Following the deaths of F1 driver Jules Bianchi and IndyCar’s Justin Wilson in 2015 from head injuries sustained while racing, the FIA has placed improving cockpit safety high on its agenda in 2016.

The Halo made its public debut in pre-season testing and underwent brief testing on race weekends before the F1 Strategy Group opted to delay its introduction until 2018 at the earliest.

Opening practice for the Belgian Grand Prix on Friday saw the most extensive Halo test yet as Rosberg, Nico Hulkenberg, Carlos Sainz Jr. and Daniel Ricciardo all completed laps with it fitted to their cars.

Rosberg set his fastest practice time using the Halo, and called its trial a “success” when reflecting on his running.

“The team have done a great job on the Halo.
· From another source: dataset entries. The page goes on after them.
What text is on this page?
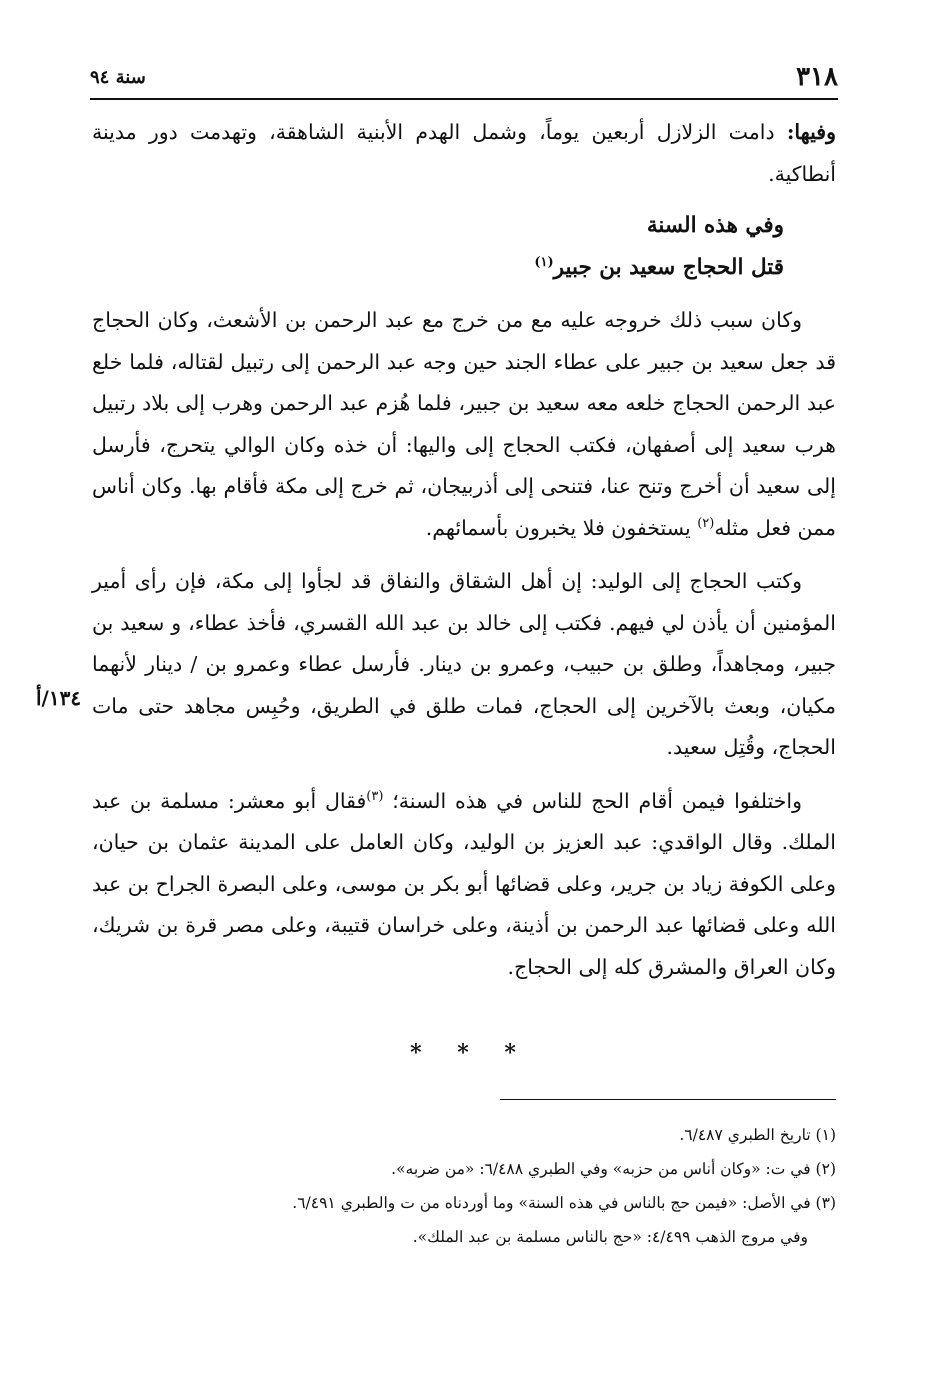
٣١٨
سنة ٩٤

وفيها: دامت الزلازل أربعين يوماً، وشمل الهدم الأبنية الشاهقة، وتهدمت دور مدينة أنطاكية.

وفي هذه السنة

قتل الحجاج سعيد بن جبير$^{(١)}$

وكان سبب ذلك خروجه عليه مع من خرج مع عبد الرحمن بن الأشعث، وكان الحجاج قد جعل سعيد بن جبير على عطاء الجند حين وجه عبد الرحمن إلى رتبيل لقتاله، فلما خلع عبد الرحمن الحجاج خلعه معه سعيد بن جبير، فلما هُزم عبد الرحمن وهرب إلى بلاد رتبيل هرب سعيد إلى أصفهان، فكتب الحجاج إلى واليها: أن خذه وكان الوالي يتحرج، فأرسل إلى سعيد أن أخرج وتنح عنا، فتنحى إلى أذربيجان، ثم خرج إلى مكة فأقام بها. وكان أناس ممن فعل مثله$^{(٢)}$ يستخفون فلا يخبرون بأسمائهم.

وكتب الحجاج إلى الوليد: إن أهل الشقاق والنفاق قد لجأوا إلى مكة، فإن رأى أمير المؤمنين أن يأذن لي فيهم. فكتب إلى خالد بن عبد الله القسري، فأخذ عطاء، و سعيد بن جبير، ومجاهداً، وطلق بن حبيب، وعمرو بن دينار. فأرسل عطاء وعمرو بن / دينار لأنهما مكيان، وبعث بالآخرين إلى الحجاج، فمات طلق في الطريق، وحُبِس مجاهد حتى مات الحجاج، وقُتِل سعيد.

واختلفوا فيمن أقام الحج للناس في هذه السنة؛ $^{(٣)}$فقال أبو معشر: مسلمة بن عبد الملك. وقال الواقدي: عبد العزيز بن الوليد، وكان العامل على المدينة عثمان بن حيان، وعلى الكوفة زياد بن جرير، وعلى قضائها أبو بكر بن موسى، وعلى البصرة الجراح بن عبد الله وعلى قضائها عبد الرحمن بن أذينة، وعلى خراسان قتيبة، وعلى مصر قرة بن شريك، وكان العراق والمشرق كله إلى الحجاج.

١٣٤/أ
* * *

(١) تاريخ الطبري ٦/٤٨٧.

(٢) في ت: «وكان أناس من حزبه» وفي الطبري ٦/٤٨٨: «من ضربه».

(٣) في الأصل: «فيمن حج بالناس في هذه السنة» وما أوردناه من ت والطبري ٦/٤٩١.

وفي مروج الذهب ٤/٤٩٩: «حج بالناس مسلمة بن عبد الملك».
It doesn’t disturb me when driving,” Rosberg said.

“I could go fast straight away and even set the best time of the session with it this morning, so I think that was a success.”

Rosberg topped FP1 before focusing on race pace in second practice at Spa-Francorchamps, finishing the session in sixth place.

The German was pleased with his running, believing that tire management will be key come Sunday’s race.

“Car-wise we seem to be quick,” Rosberg said.

“The grid is a bit all over the place this afternoon with people doing different things with the tires. It’ll be interesting to see how that plays out in the race. Long run pace will be important as you can overtake here.

“I don’t know how we’re looking yet – we’ll need to look into that.

“But there was a lot of tire degradation, so managing that on Sunday will be important.”